💋 Chapitre 7

Chapitre 7

Hanna ne s’était pas rendue en cours de toute la journée. Après sa demi-conversation avec Emma, elle avait passé sa journée dehors. Elle allait là où ses pieds la trainaient, dans toutes ces rues de cette ville qu’elle connaissait par cœur. C’était une petite ville située à quelques kilomètres de San Diego, en Californie. Il y faisait toujours chaud, la pluie ne tombait que durant peu de jours par an.

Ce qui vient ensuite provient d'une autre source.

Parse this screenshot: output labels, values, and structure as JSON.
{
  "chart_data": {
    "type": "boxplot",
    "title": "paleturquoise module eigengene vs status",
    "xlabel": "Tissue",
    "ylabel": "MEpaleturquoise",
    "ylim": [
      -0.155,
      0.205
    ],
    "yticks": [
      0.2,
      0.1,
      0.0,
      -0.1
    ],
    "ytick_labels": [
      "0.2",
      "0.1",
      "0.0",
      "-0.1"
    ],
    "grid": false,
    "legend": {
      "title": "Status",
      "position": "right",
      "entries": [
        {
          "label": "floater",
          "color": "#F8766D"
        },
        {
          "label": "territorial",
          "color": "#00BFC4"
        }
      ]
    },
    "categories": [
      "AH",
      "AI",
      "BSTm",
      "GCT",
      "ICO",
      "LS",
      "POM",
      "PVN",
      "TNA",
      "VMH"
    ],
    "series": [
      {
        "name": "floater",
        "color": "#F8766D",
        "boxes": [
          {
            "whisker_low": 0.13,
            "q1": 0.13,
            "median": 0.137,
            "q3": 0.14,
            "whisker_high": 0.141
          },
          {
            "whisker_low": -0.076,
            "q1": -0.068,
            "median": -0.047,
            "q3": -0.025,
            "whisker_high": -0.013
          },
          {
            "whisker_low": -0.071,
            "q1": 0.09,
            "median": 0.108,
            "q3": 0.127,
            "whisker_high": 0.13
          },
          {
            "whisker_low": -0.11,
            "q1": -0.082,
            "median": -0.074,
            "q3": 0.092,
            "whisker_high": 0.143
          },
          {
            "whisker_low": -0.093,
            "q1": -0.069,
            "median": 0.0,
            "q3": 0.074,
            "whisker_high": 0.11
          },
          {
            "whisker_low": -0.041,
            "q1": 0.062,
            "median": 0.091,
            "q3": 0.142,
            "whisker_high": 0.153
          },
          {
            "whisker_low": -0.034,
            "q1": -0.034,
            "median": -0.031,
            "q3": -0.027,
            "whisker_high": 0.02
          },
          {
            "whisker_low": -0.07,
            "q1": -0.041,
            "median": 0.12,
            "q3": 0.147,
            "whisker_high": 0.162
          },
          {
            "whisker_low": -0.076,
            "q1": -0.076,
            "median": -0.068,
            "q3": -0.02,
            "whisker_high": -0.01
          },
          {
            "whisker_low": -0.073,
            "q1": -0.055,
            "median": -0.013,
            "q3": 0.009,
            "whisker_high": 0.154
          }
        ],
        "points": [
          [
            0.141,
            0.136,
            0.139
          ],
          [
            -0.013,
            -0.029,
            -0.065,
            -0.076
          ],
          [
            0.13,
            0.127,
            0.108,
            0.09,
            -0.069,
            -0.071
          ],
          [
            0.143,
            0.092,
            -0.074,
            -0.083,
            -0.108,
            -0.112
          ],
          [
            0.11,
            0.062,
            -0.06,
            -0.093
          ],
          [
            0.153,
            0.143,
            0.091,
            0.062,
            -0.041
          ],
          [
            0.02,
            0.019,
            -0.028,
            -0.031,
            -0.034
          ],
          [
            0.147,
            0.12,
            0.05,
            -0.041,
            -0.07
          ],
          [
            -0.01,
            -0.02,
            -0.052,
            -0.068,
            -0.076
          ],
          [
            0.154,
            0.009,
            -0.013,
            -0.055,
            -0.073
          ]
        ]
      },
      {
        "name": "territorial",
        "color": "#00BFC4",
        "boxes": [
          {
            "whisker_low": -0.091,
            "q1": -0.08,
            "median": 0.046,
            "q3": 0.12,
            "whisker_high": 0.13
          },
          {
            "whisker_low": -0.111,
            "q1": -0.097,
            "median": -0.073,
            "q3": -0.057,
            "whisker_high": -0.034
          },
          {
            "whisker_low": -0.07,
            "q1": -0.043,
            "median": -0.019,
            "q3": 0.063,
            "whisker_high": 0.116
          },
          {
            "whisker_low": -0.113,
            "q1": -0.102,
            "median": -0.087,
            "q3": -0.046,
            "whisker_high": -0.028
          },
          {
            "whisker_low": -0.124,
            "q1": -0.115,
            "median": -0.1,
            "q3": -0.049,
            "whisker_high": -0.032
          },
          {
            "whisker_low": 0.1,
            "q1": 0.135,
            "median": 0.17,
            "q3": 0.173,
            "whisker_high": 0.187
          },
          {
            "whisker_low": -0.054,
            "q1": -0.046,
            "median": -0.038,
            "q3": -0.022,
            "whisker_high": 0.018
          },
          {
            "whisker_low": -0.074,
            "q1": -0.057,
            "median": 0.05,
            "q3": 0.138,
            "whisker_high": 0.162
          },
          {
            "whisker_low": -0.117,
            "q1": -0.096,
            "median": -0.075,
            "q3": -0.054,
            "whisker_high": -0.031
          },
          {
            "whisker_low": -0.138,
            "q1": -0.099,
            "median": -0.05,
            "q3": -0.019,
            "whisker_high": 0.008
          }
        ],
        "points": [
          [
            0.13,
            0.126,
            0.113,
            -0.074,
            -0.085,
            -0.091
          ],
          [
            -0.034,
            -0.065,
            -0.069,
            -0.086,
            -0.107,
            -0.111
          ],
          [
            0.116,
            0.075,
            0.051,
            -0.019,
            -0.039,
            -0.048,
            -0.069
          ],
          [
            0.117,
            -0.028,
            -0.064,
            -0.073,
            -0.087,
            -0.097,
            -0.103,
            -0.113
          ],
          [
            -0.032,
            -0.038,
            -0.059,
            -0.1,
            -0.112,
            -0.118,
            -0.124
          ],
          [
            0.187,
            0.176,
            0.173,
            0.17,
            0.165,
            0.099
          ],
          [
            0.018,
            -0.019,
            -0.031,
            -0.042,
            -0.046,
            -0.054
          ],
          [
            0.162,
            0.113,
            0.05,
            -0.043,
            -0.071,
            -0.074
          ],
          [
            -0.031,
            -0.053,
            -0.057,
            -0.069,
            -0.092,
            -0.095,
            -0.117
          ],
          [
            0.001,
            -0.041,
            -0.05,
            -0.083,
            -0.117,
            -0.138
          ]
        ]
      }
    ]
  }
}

Tous ses souvenirs se trouvaient dans cette ville. Chaque coin de rue, chaque visage lui rappelait un moment de sa vie. Et son existence n’était qu’à son commencement. Hanna n’avait que dix-sept mais ressentait déjà tant de douleur. Comment est-ce possible d’être si triste lorsque nous sommes si jeune ?

Hanna se retrouva au parc situé près de sa maison. Elle y passait des après-midis entiers avec ses parents lorsqu’elle était enfant. Hanna s’installa sur une balançoire. A chacun des balancements, un souvenir remontait à la surface.

— Plus haut ! s’exclamait Hanna en riant aux éclats.

John Sampson poussait sa fille avec un peu plus de force. La balançoire s’envola un peu plus haut dans les airs alors que sa petite fille âgée de sept ans ne cessait rire. Son doux rire enfantin et innocent lui réchauffait le cœur.

— On va rentrer maintenant, lui avait-il dit à contrecœur.

John poussa de moins en moins fort la balançoire jusqu’à s’arrêter totalement. Hanna avait plié son cou vers l’arrière et lui adressait une petite moue boudeuse.

— Noooon, avait-elle dit.

— On reviendra demain, d’accord ? Tu ne veux pas aller voir maman ?

— Ouiii ! gazouilla la petite fille. Si on va voir maman, alors je suis d’accord.

Hanna avait sauté de la balançoire. Elle se tenu fièrement devant son père. Son sourire illuminait son visage d’enfant. Elle attrapa la main de son père et l’entraîna vers la sortie de du parc. John riait jusqu’à ce qu’il la fasse monter à l’arrière de sa voiture. Hanna s’amusa à imiter la conduite de son père en émettant le bruit du moteur avec sa bouche.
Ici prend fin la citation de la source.